Speech delivered on behalf of Turkish Jewish Community by The Vice President Moris Levi at the commemoration ceremony of Struma Disaster organized by the State on 24th February 2015 in Sarayburnu 

İstanbul: 24th February 2015

Most of us here had not even been born during the time of Struma Disaster.

Today, there is nobody alive that remembers the victims of Struma personally, one by one.

Nowadays we mention Struma as the name of a ship and the 768 people who died in it are like mere statistics to us.

But Struma was boarded by people; women, children, young people, old people who were willing to survive with hope, although they were in desperation and isolation.

Those people are now mentioned as a whole, only as “Struma”.

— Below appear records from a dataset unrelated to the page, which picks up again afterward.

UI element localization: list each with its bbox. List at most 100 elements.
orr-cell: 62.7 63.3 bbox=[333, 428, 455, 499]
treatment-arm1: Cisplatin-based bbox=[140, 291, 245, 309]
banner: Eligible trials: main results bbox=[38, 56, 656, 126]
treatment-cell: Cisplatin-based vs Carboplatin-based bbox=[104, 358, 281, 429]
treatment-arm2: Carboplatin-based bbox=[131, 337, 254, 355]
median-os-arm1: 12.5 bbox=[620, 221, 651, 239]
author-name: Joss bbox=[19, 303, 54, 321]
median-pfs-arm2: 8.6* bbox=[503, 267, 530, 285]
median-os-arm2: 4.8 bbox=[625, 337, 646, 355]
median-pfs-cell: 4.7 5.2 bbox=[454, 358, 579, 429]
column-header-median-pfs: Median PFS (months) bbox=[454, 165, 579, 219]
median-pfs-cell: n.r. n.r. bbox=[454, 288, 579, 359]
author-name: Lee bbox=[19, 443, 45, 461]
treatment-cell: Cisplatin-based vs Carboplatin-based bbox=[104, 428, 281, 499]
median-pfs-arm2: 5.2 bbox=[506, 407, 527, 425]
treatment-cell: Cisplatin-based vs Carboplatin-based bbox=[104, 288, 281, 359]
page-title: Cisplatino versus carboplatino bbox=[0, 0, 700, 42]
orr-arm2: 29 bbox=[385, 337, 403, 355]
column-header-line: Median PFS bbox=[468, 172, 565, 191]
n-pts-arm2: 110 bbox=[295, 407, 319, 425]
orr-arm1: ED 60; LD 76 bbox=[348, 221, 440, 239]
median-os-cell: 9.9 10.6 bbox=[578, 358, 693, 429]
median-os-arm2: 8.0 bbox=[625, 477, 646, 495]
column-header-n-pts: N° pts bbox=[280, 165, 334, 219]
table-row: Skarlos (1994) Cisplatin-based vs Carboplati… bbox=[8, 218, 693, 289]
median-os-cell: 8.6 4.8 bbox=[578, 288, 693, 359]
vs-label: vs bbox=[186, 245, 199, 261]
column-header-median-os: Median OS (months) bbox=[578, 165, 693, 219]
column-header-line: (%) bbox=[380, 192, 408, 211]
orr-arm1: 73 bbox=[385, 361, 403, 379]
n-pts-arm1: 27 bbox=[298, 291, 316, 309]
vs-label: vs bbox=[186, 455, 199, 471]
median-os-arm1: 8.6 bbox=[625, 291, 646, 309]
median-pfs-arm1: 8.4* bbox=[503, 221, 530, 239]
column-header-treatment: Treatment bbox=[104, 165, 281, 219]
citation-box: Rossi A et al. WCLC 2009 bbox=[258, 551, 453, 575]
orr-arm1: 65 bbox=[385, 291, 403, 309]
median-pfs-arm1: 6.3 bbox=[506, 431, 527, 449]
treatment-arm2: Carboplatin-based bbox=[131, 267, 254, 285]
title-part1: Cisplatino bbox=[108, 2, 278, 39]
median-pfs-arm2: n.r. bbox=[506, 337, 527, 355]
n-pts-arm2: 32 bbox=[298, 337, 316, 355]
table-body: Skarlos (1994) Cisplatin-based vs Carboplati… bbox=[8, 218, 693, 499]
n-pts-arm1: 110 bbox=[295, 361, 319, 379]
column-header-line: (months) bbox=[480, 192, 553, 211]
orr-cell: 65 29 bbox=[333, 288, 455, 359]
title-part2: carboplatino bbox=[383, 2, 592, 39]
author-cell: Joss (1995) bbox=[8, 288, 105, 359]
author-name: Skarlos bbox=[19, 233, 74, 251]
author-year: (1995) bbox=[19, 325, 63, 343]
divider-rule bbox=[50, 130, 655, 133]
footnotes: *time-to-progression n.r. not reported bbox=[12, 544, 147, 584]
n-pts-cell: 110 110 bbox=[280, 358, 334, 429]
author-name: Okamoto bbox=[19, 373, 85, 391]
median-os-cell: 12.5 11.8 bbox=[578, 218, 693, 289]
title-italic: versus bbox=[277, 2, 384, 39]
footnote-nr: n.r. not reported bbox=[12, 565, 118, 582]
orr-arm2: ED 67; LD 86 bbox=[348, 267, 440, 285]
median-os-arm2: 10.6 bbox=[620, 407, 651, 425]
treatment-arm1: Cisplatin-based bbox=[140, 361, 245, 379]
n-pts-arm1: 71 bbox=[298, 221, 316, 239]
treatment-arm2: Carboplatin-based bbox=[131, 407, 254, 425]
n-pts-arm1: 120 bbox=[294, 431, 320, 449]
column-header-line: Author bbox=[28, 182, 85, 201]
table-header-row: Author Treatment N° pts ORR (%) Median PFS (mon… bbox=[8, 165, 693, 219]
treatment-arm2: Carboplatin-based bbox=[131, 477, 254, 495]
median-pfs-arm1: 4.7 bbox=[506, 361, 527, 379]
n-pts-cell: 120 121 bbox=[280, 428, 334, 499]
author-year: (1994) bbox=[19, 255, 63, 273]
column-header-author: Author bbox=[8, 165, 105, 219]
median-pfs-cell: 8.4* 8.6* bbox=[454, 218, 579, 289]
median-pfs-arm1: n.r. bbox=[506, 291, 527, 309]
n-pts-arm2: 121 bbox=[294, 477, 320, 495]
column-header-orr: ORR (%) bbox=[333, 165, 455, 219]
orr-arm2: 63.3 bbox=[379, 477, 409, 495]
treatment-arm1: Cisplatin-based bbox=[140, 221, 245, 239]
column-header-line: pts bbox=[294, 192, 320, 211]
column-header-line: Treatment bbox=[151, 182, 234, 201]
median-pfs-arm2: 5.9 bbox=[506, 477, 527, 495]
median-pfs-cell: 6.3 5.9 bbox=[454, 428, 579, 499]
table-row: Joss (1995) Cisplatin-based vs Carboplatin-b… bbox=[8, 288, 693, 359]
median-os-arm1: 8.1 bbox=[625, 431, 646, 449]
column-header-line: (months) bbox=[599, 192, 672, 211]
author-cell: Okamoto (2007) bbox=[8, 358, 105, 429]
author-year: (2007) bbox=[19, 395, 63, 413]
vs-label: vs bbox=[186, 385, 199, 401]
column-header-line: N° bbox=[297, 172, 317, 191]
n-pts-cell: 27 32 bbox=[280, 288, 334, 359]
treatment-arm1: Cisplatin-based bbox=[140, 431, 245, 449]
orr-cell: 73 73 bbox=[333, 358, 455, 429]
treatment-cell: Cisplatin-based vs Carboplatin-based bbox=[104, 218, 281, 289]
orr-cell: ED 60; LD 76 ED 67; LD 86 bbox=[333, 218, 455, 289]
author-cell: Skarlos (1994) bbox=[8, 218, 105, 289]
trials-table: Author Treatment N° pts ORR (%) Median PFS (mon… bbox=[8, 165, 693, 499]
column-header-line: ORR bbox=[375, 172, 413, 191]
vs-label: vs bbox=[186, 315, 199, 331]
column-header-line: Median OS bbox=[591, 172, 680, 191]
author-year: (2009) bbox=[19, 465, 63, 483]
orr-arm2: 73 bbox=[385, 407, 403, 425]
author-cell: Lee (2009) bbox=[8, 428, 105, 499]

We remember “human beings” with the name of an old ship that had 46 meters of length and that had been, throughout the last 15 years of its lifetime, used to transport animals on Danube, before it finally sank down.

When they say Struma, the thing I remember is that my elderly people over their 80s started weeping out loud every time they heard its name.

When I was young, I met people who carried food to Struma together with Turkish Red Crescent in the middle of the night as the officials of the time shut their eyes to it and who personally testified the desperate situation of those people.

Struma was abandoned, it was alone, unprotected, insignificant and desperate, 

it was a problem that everyone wanted to get rid of, it was a plague that was preferred to disappear or to have never occurred at all.

Unfortunately, it was one of those ships that not only Turkey, but also England, Russia, Romania and perhaps all of the other European countries wished to have never existed at all.

I’m glad that they are being remembered now; since history is full of similar cases of annihilation because of marginalization and hatred and most are never remembered at all.

Today, after 73 years, it is impossible to judge those officers, diplomats and politicians of those days with the scale of justice.

And if there is no particular person to blame, this means that everybody has his share in the responsibility about this incident.

However, what we need to do is to be able to see the present day in the light of what has taken place in the past.

To interpret what is right on behalf of the future of humanity from the mistakes of the past

If this is not or cannot be done,

It is clear that things will continue like this and the world will commemorate more of new incidents of Struma and we will bear the responsibility of new Struma incidents.

The right to live is sacred. In all divine religions, it is underlined that saving a life means saving the entire humanity.

The victims and the "decision and speech makers" have changed but unfortunately even 73 years after Struma Disaster, the hate speech continues

Struma is a typical story of how people in a desperate situation can be abandoned and isolated at a moment when discourse can turn into interests and interests can turn into actions.

Despite any development and even at times when, due to a variety of reasons, it seems very attractive to use marginalizing expressions, we must be conscious of the consequences against the rights to live and sensitivities of the people and believers of religions.

Turkish Jewish community would like to underline that due to whatever reason it is said and whomever says it, every hate speech alike, either anti-Semitist or anti-Islamist, is making us live through the pain of isolation in the way that hate speech endangers the future of all of us.

It is for these reasons that we heartily understand the feelings of the people who are exposed to Islamophobia and similar marginalization and discrediting in the societies they live in.

It is for these reasons that in order to prevent the minority communities from feeling isolated and abandoned, the majority should endeavor to make empathy with the minorities and improve their education and justice systems.

Such historical disasters as Struma reveal for another time that

As long as we do the right thing for the sake of doing the right thing and take over the responsibility for it, it will be possible for us to bequeath to next generations both a more honorable and a more powerful past.

The way that we commemorate Struma and remember the states of that time that isolated and abandoned Struma and the way that we do this right thing many years after it happened just for the sake of doing the right thing are hopeful approaches for all of us, in looking out to the future in faith by bearing the responsibility of the past. The future that we shall establish by expanding and popularizing this hope can enlighten the whole world.

Turkish Jewish community is thankful to all those people out there who have been taking these steps and sharing our sorrow.